Download and create a subset of global monthly average temperature data for different countries from Berkeley Earth. This can be used as sample data for introduction to programming and data science classes.
Get the latest version of the dataset as a zip file:
File | MD5 checksum |
---|---|
temperature-data.zip |
d102212049af1695b686c94ae1eea233 |
The zip file contains CSVs with the monthly average temperature in degrees Celsius, one for each country. See the README.md for more information.
You can download and unpack this arquive in Python using the Pooch library:
import pooch
# Copy the URL and MD5 from above.
paths_to_each_file = pooch.retrieve(
url="https://github.com/compgeolab/temperature-data/releases/download/2025-02-11/temperature-data.zip",
known_hash="md5:d102212049af1695b686c94ae1eea233",
processor=pooch.Unzip(),
)
# paths_to_each_file is a list with the path to each file in the archive
# The paths can be passed to pandas directly.
import pandas as pd
# Grab the second one because the README.md will be the first.
data = pandas.read_csv(sorted(paths_to_each_file)[1], comment="#")

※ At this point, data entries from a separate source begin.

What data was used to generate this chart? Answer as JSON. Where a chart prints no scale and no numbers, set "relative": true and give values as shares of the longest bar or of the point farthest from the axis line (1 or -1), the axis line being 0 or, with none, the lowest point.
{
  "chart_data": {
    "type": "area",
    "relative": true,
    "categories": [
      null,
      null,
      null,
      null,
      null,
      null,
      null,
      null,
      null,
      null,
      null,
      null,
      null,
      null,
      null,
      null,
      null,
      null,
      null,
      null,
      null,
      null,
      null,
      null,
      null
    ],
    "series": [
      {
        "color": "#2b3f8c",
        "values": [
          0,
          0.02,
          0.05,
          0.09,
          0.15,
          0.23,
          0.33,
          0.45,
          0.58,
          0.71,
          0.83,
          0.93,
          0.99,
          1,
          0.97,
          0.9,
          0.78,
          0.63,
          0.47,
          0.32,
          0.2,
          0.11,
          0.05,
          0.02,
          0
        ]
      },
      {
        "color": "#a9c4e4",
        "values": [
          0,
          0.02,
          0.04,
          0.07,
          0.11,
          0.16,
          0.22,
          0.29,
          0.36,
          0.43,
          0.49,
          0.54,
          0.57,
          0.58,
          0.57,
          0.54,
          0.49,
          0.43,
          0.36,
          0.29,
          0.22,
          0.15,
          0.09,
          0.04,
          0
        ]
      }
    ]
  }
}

The processed temperature data are made available under the Creative Commons Attribution-NonCommercial 4.0 International license (CC-BY-NC). Please credit the original authors of the data (Berkeley Earth) as well as Leonardo Uieda when using this work. Please include links to https://www.berkeleyearth.org and https://github.com/compgeolab/temperature-data.
The Python source code is licensed under the MIT license.